ひとしきり話した後、ディーンはこんなことを言ってきた。


「……ところで、明日のレースですが。ダドリー男爵も出場するんでしたよねえ?」


「え? はい。まあ、それほど大事なレースでもないですから、『エルフォニア・グランプリ』前に怪我だけはしないようにするつもりですが……」


 すでにダドリーは今年の大会実績で『エルフォニア・グランプリ』予選への参加資格を勝ち取っていた。

 明日のレースは優勝賞金もそれほど多くはないし、そこまで気合を入れて臨むつもりもなかった。


「そうですか、そうですか。ところで、噂によると明日のレースで先日怪我をした『シルヴィアワークス』の選手がそのレースに参加するらしいのですよ」


「……それは初めて聞きましたね」


 ダドリーは今日のレースを思い出す。

 シルヴィアワークス、あの忌々しい小娘の所属しているチームだが、確か自分のインを取ろうとして転覆した選手がいたな。余程焦っていたのだろうか、随分と豪快に吹っ飛んでいったのでよく覚えている。


「なるほど、あの選手の代わりの『サポートレーサー』ですか。残りの期間を考えると明日のレースで優勝しなくては、『エルフォニア・グランプリ』に参加できませんから必死でしょうね」


 マジックボートレース最大の大会『エルフォニア・グランプリ』は、その年の実績が予選の参加条件になる。いくつかある参加条件のどれかを満たせばいいわけだが、そのうちの一つが「メジャーレースで優勝する」というものだ。これなら、一発で参加資格を得ることができる。
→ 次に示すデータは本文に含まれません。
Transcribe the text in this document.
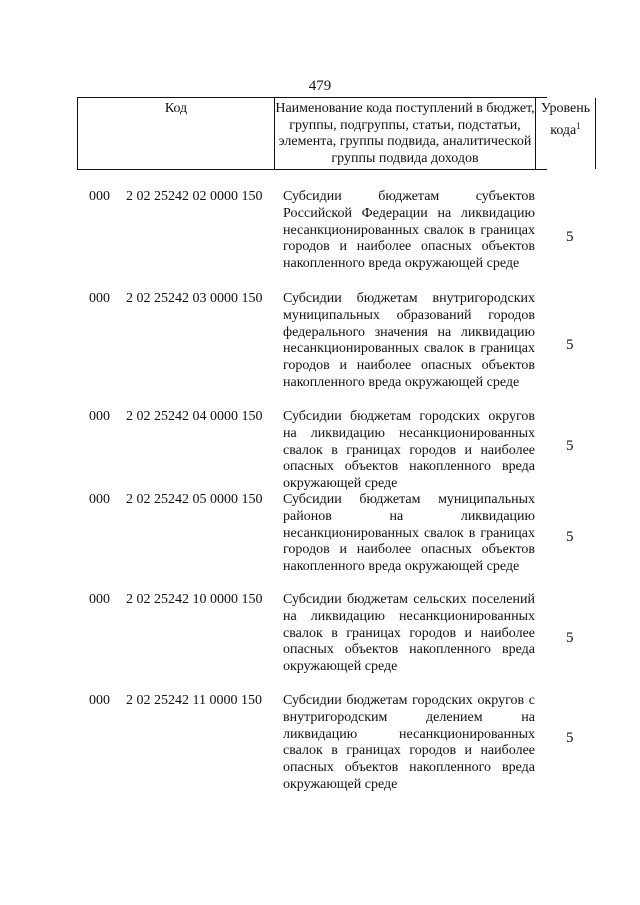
479
Код	Наименование кода поступлений в бюджет, группы, подгруппы, статьи, подстатьи, элемента, группы подвида, аналитической группы подвида доходов
Уровень кода$^1$
000 2 02 25242 02 0000 150 Субсидии бюджетам субъектов Российской Федерации на ликвидацию несанкционированных свалок в границах городов и наиболее опасных объектов накопленного вреда окружающей среде
5
000 2 02 25242 03 0000 150 Субсидии бюджетам внутригородских муниципальных образований городов федерального значения на ликвидацию несанкционированных свалок в границах городов и наиболее опасных объектов накопленного вреда окружающей среде
5
000 2 02 25242 04 0000 150 Субсидии бюджетам городских округов на ликвидацию несанкционированных свалок в границах городов и наиболее опасных объектов накопленного вреда окружающей среде
5
000 2 02 25242 05 0000 150 Субсидии бюджетам муниципальных районов на ликвидацию несанкционированных свалок в границах городов и наиболее опасных объектов накопленного вреда окружающей среде
5
000 2 02 25242 10 0000 150 Субсидии бюджетам сельских поселений на ликвидацию несанкционированных свалок в границах городов и наиболее опасных объектов накопленного вреда окружающей среде
5
000 2 02 25242 11 0000 150 Субсидии бюджетам городских округов с внутригородским делением на ликвидацию несанкционированных свалок в границах городов и наиболее опасных объектов накопленного вреда окружающей среде
5
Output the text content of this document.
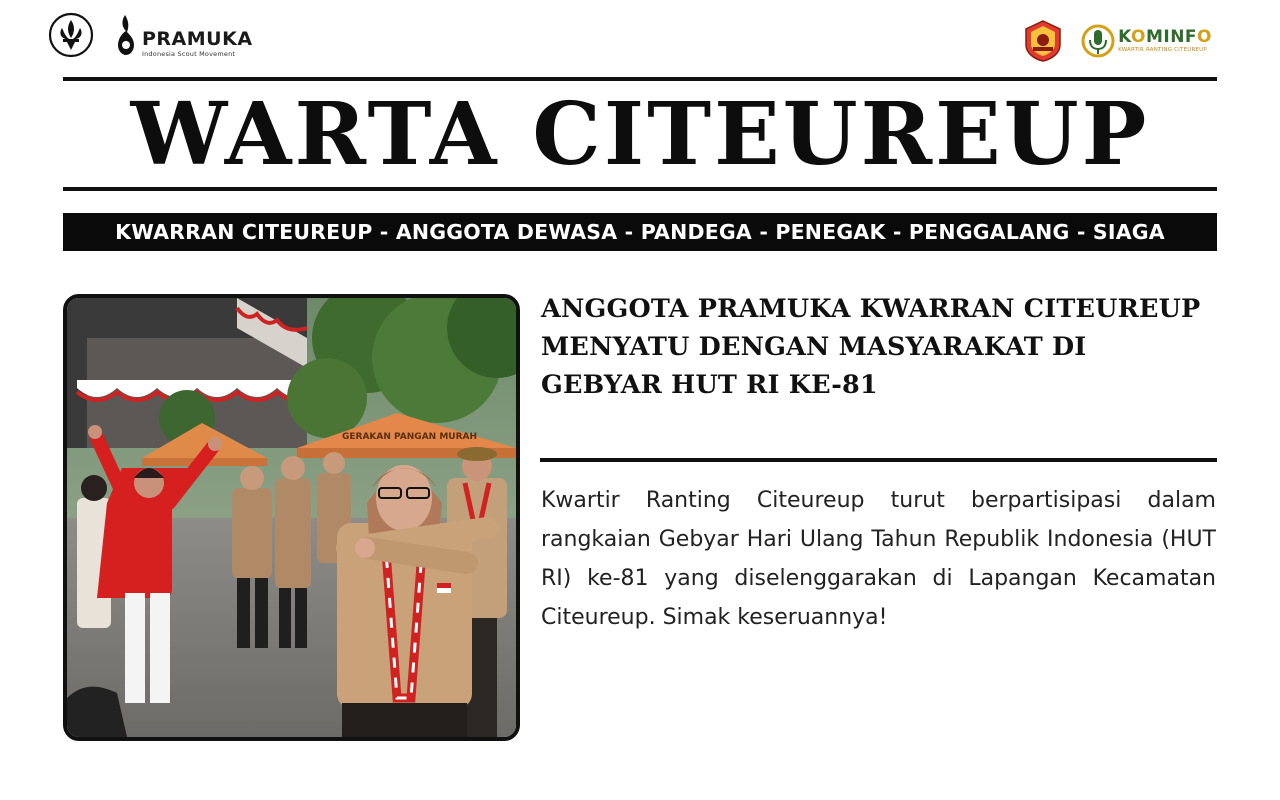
PRAMUKA
Indonesia Scout Movement
KOMINFO
KWARTIR RANTING CITEUREUP
WARTA CITEUREUP
KWARRAN CITEUREUP - ANGGOTA DEWASA - PANDEGA - PENEGAK - PENGGALANG - SIAGA
GERAKAN PANGAN MURAH
ANGGOTA PRAMUKA KWARRAN CITEUREUP
MENYATU DENGAN MASYARAKAT DI
GEBYAR HUT RI KE-81
Kwartir Ranting Citeureup turut berpartisipasi dalam rangkaian Gebyar Hari Ulang Tahun Republik Indonesia (HUT RI) ke-81 yang diselenggarakan di Lapangan Kecamatan Citeureup. Simak keseruannya!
「はい、ですが……私としては、マジックボートレースの将来を考えると『シルヴィアワークス』には大きな顔をさせたくないのですよぉ」


 そう言ってワザとらしく肩をすくめるディーン。

 正直、全くもってさまになっていなかったが、ダドリーとしても『シルヴィアワークス』とあの小娘にデカい顔をさせたくないのは同感なので、深く頷いた。


「そこでですね」


 ディーンは言葉を区切って、少し周囲の様子を窺うと小さな声で言う。


(どうです、ここは一つ。明日、あなた自身で教訓を与えてあげてはいかがでしょうか?)


(そ、それはどういう……)


 ダドリーがディーンの方を見ると、さながら悪魔のように口の端を吊り上げた不気味な笑顔をこちらに向けていた。